BMW's first plug-in hybrid vehicle will focus not just in saving the earth, but also on satisfying its driver's need for speed. Like the Chevrolet Volt, the BMW i8 concept combines a traditional gasoline engine with an electric drivetrain. According to BMW, the i8 can be as fuel-efficient as the best hybrid cars, while still delivering sports car-like performance.
An electric motor drives the front wheels, while a traditional gasoline engine drives the rears. The i8 can thus act as a front-, rear-, or all-wheel-drive car depending on which power sources are running. An "energy tunnel" containing the battery and drivetrain electronics runs down the middle of the vehicle, connecting the two axles.
The electric motor and engine peak at a combined 349 hp and 406 lb-ft of torque. That means the 0-to-62-mph sprint requires just 4.6 seconds. Top speed is electronically restricted to 155 mph. BMW says overall economy in European testing will be 2.7 liters per 100 kilometers, or 87 mpg. In real-world driving, the company expects the i8 to return mileage of 33 to 47 mpg. As gloating company executives note, no other production car can return the same combination of performance and economy.
The front-mounted electric motor is the same unit used in the i3 electric-car concept, but it is slightly modified to offer 128 hp and 184 lb-ft of torque. Because the i8 also has a gasoline engine, the electric motor's battery pack is significantly smaller than that in the i3. The i8 has an all-electric driving range of about 20 miles and can be fully charged in just under two hours. The electric motor can also recharge the battery, acting as a "through the road" hybrid system that can bolster the engine's output.
At the rear axle, a turbocharged 1.5-liter three-cylinder engine produces 220 hp and 221 lb-ft of torque.

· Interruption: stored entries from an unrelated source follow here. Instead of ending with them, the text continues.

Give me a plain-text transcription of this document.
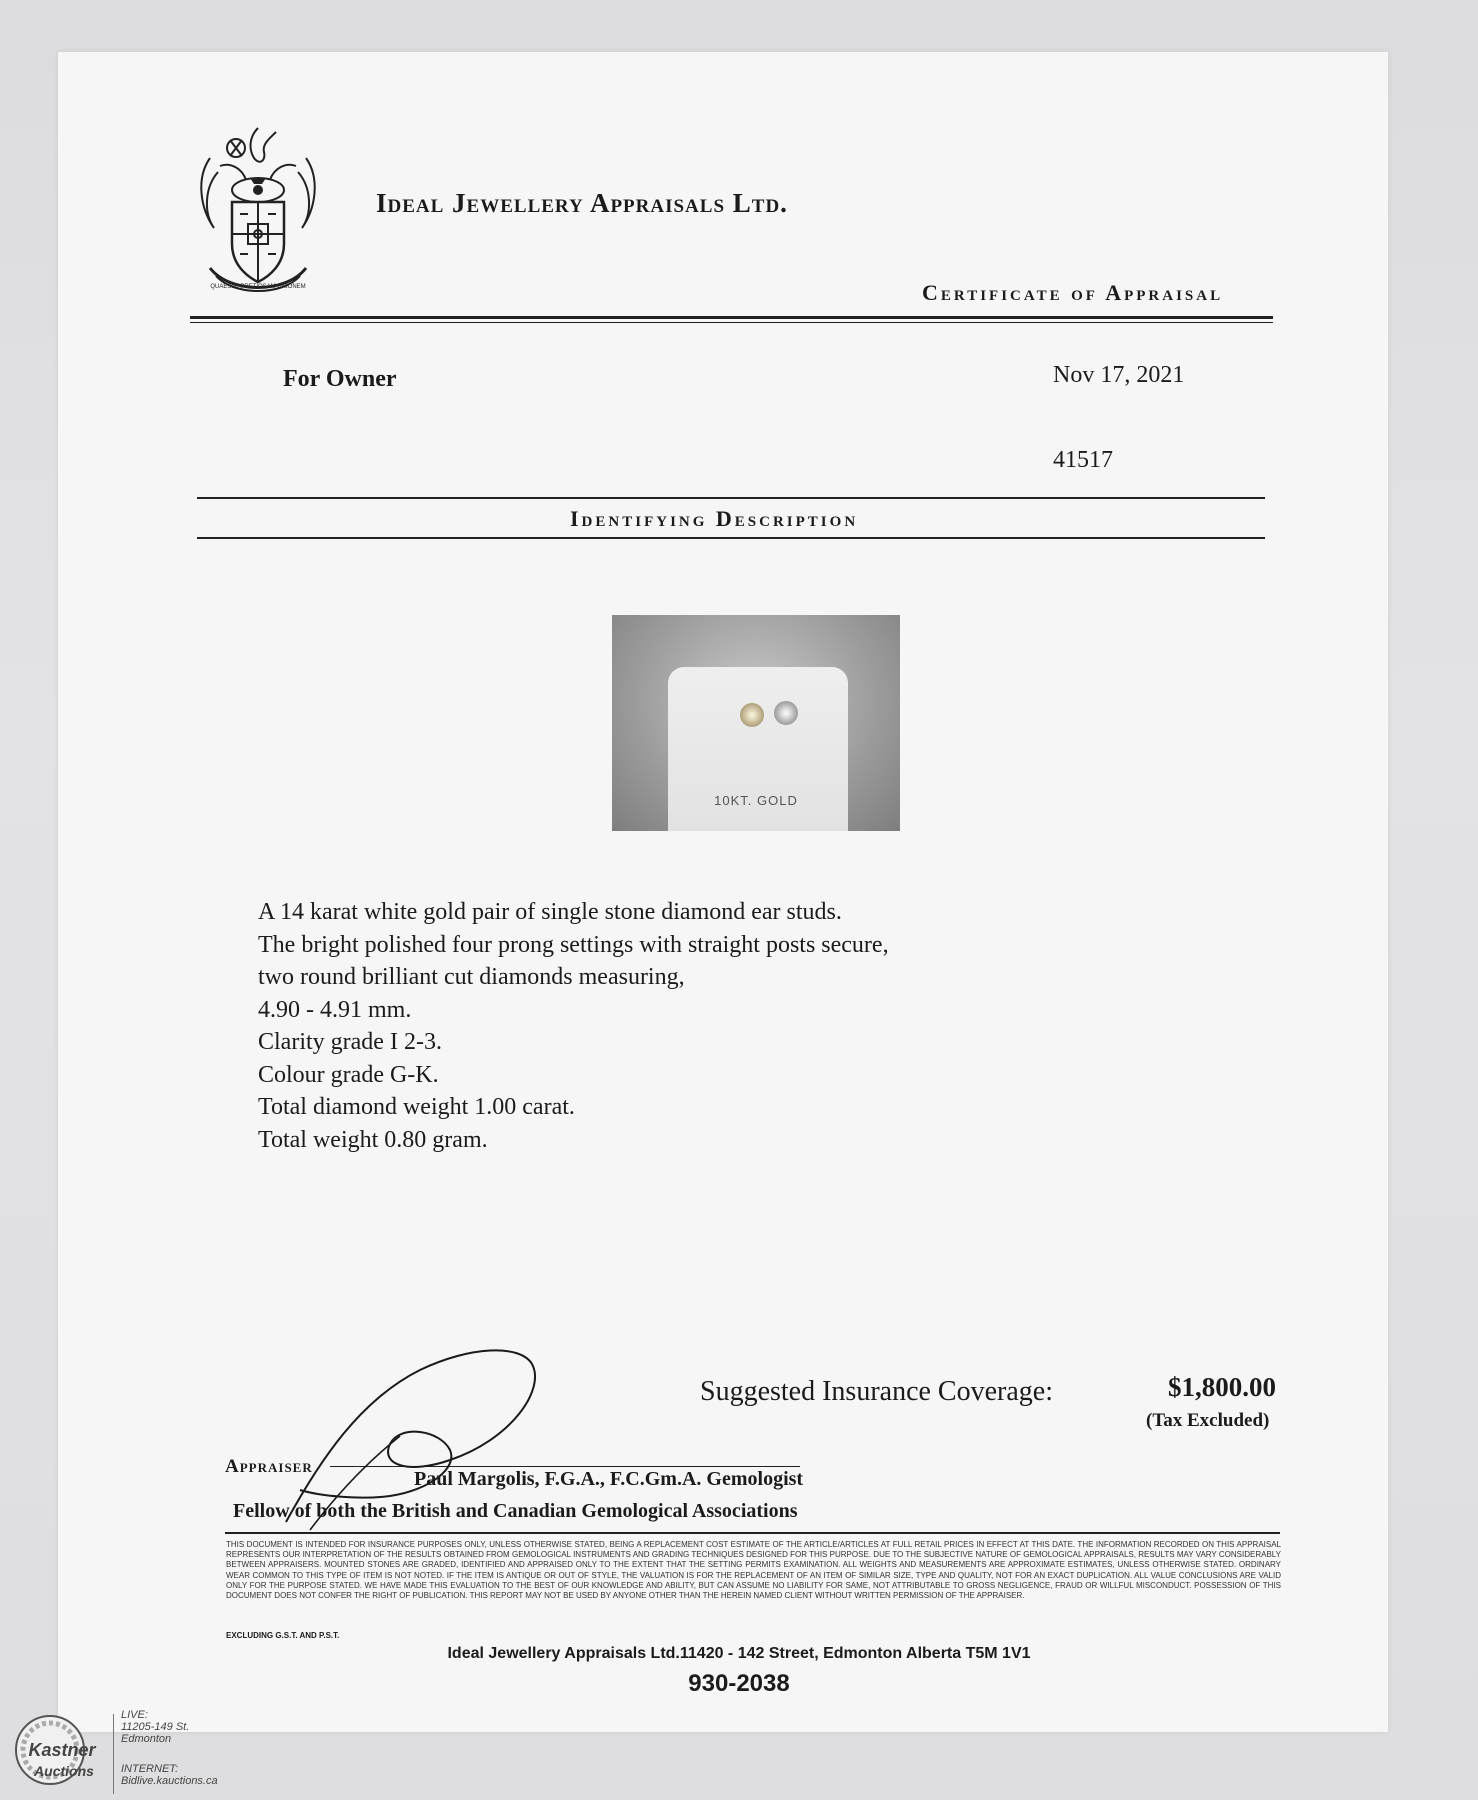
QUAESIVI PRETIOSAM UNIONEM
Ideal Jewellery Appraisals Ltd.
Certificate of Appraisal
For Owner	Nov 17, 2021
41517
Identifying Description
10KT. GOLD
A 14 karat white gold pair of single stone diamond ear studs.
The bright polished four prong settings with straight posts secure,
two round brilliant cut diamonds measuring,
4.90 - 4.91 mm.
Clarity grade I 2-3.
Colour grade G-K.
Total diamond weight 1.00 carat.
Total weight 0.80 gram.
Suggested Insurance Coverage:	$1,800.00
(Tax Excluded)
Appraiser
Paul Margolis, F.G.A., F.C.Gm.A. Gemologist
Fellow of both the British and Canadian Gemological Associations
THIS DOCUMENT IS INTENDED FOR INSURANCE PURPOSES ONLY, UNLESS OTHERWISE STATED, BEING A REPLACEMENT COST ESTIMATE OF THE ARTICLE/ARTICLES AT FULL RETAIL PRICES IN EFFECT AT THIS DATE. THE INFORMATION RECORDED ON THIS APPRAISAL REPRESENTS OUR INTERPRETATION OF THE RESULTS OBTAINED FROM GEMOLOGICAL INSTRUMENTS AND GRADING TECHNIQUES DESIGNED FOR THIS PURPOSE. DUE TO THE SUBJECTIVE NATURE OF GEMOLOGICAL APPRAISALS, RESULTS MAY VARY CONSIDERABLY BETWEEN APPRAISERS. MOUNTED STONES ARE GRADED, IDENTIFIED AND APPRAISED ONLY TO THE EXTENT THAT THE SETTING PERMITS EXAMINATION. ALL WEIGHTS AND MEASUREMENTS ARE APPROXIMATE ESTIMATES, UNLESS OTHERWISE STATED. ORDINARY WEAR COMMON TO THIS TYPE OF ITEM IS NOT NOTED. IF THE ITEM IS ANTIQUE OR OUT OF STYLE, THE VALUATION IS FOR THE REPLACEMENT OF AN ITEM OF SIMILAR SIZE, TYPE AND QUALITY, NOT FOR AN EXACT DUPLICATION. ALL VALUE CONCLUSIONS ARE VALID ONLY FOR THE PURPOSE STATED. WE HAVE MADE THIS EVALUATION TO THE BEST OF OUR KNOWLEDGE AND ABILITY, BUT CAN ASSUME NO LIABILITY FOR SAME, NOT ATTRIBUTABLE TO GROSS NEGLIGENCE, FRAUD OR WILLFUL MISCONDUCT. POSSESSION OF THIS DOCUMENT DOES NOT CONFER THE RIGHT OF PUBLICATION. THIS REPORT MAY NOT BE USED BY ANYONE OTHER THAN THE HEREIN NAMED CLIENT WITHOUT WRITTEN PERMISSION OF THE APPRAISER.
EXCLUDING G.S.T. AND P.S.T.
Ideal Jewellery Appraisals Ltd.11420 - 142 Street, Edmonton Alberta T5M 1V1
930-2038
Kastner
Auctions
LIVE:
11205-149 St.
Edmonton
INTERNET:
Bidlive.kauctions.ca
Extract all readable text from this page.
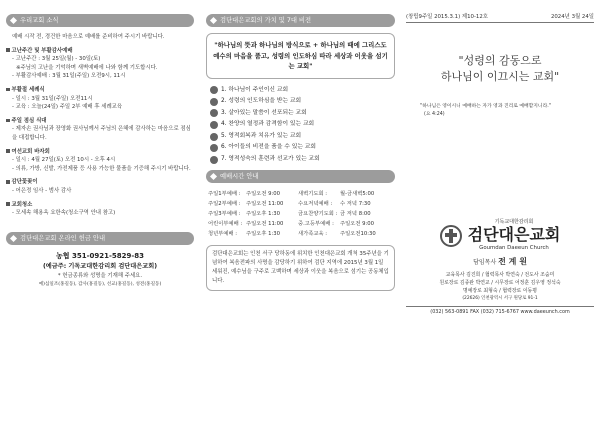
우리교회 소식
예배 시작 전, 경건한 마음으로 예배를 준비하여 주시기 바랍니다.
고난주간 및 부활감사예배
- 고난주간 : 3월 25일(월) - 30일(토)
※주님의 고난을 기억하며 새벽예배에 나와 함께 기도합시다.
- 부활감사예배 : 3월 31일(주일) 오전9시, 11시
부활절 세례식
- 일시 : 3월 31일(주일) 오전11시
- 교육 : 오늘(24일) 주일 2부 예배 후 세례교육
주일 점심 식대
- 제자손 권사님과 장영화 권사님께서 주님의 은혜에 감사하는 마음으로 점심을 대접합니다.
여선교회 바자회
- 일시 : 4월 27일(토) 오전 10시 - 오후 4시
- 의류, 가방, 신발, 가전제품 등 사용 가능한 물품을 기증해 주시기 바랍니다.
감단꽃꽂이
- 어은정 임사 - 범사 감사
교회청소
- 모세속 해용옥 요한속(청소구역 안내 참고)
검단대은교회 온라인 헌금 안내
농협 351-0921-5829-83
(예금주: 기독교대한감리회 검단대은교회)
* 헌금종류와 성명을 기재해 주세요.
예)십일조(홍길동), 감사(홍길동), 선교(홍길동), 성전(홍길동)
검단대은교회의 가치 및 7대 비전
"하나님의 뜻과 하나님의 방식으로 + 하나님의 때에 그리스도 예수의 마음을 품고, 성령의 인도하심 따라 세상과 이웃을 섬기는 교회"
1. 하나님이 주인이신 교회
2. 성령의 인도하심을 받는 교회
3. 살아있는 말씀이 선포되는 교회
4. 찬양의 열정과 감격함이 있는 교회
5. 영적회복과 치유가 있는 교회
6. 아이들의 비전을 품을 수 있는 교회
7. 영적성숙의 훈련과 선교가 있는 교회
예배시간 안내
주일1부예배 :	주일오전 9:00	새벽기도회 :	월-금새벽5:00
주일2부예배 :	주일오전 11:00	수요저녁예배 :	수 저녁 7:30
주일3부예배 :	주일오후 1:30	금요찬양기도회 : 금 저녁 8:00
어린이부예배 : 주일오전 11:00	중.고등부예배 :	주일오전 9:00
청년부예배 :	주일오후 1:30	새가족교육 :	주일오전10:30
검단대은교회는 인천 서구 당하동에 위치한 인천대은교회 개척 35주년을 기념하여 복음전파의 사명을 감당하기 위하여 검단 지역에 2015년 3월 1일 세워진, 예수님을 구주로 고백하며 세상과 이웃을 복음으로 섬기는 공동체입니다.
(창립9주일 2015.3.1) 제10-12호	2024년 3월 24일
"성령의 감동으로
하나님이 이끄시는 교회"
"하나님은 영이시니 예배하는 자가 영과 진리로 예배할지니라."
(요 4:24)
기독교대한감리회
검단대은교회
Goumdan Daeeun Church
담임목사 전 계 원
교육목사 김진희 / 협력목사 박연숙 / 전도사 조숨미
원로장로 김종완 박연교 / 시무장로 어정훈 김우영 정석숙
명예장로 최형숙 / 협력장로 이동평
(22626) 인천광역시 서구 원당로 91-1
(032) 563-0891 FAX (032) 715-6767 www.daeeunch.com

BMW would only tell us that the engine is mated to an "automatic" transmission with "enough" speeds. It may be a traditional automatic or perhaps a dual-clutch unit. However, BMW doesn't think the transmission in the i8 is very important to discuss as the electric motor provides plenty of torque regardless of the gasoline engine's operating speed or gear.
i8 Concept. The electric motor in the i8 Concept has been adopted from the BMW i3 Concept and modified for use in the i8 Concept’s plug-in hybrid power train—i.e., for operation with a smaller battery pack and in conjunction with an internal combustion engine. It drives the front axle, while a 164 kW/220 hp turbocharged three-cylinder gasoline engine developing up to 300 N·m (221 lb-ft) of torque drives the rear axle. Together, the two drive units take the vehicle to a governed top speed of 250 km/h (155 mph).
Like the electric motor, the 1.5-liter three-cylinder gasoline engine was developed entirely in-house by the BMW Group.
A high-voltage generator attached to the internal combustion engine can generate power for recharging the batteries. This option is only used to increase the range of the vehicle while out on the road, and is not intended as a substitute for stationary recharging at an electric power socket.
Locating the electric motor at the front axle of the BMW i8 Concept optimizes braking energy recuperation, since the front axle is where greater braking forces are developed due to the dynamic wheel load shift when decelerating. Whenever there is a chance to recuperate braking energy, intelligent driving dynamics systems make the most of it, taking into account traction conditions and driving situation, without compromising stability and dynamics, BMW says. This allows very high levels of braking energy recuperation even in the wet or in snow. Depending on requirements, braking is initially provided by the recuperation function and only when more powerful braking is required is the conventional brake system engaged.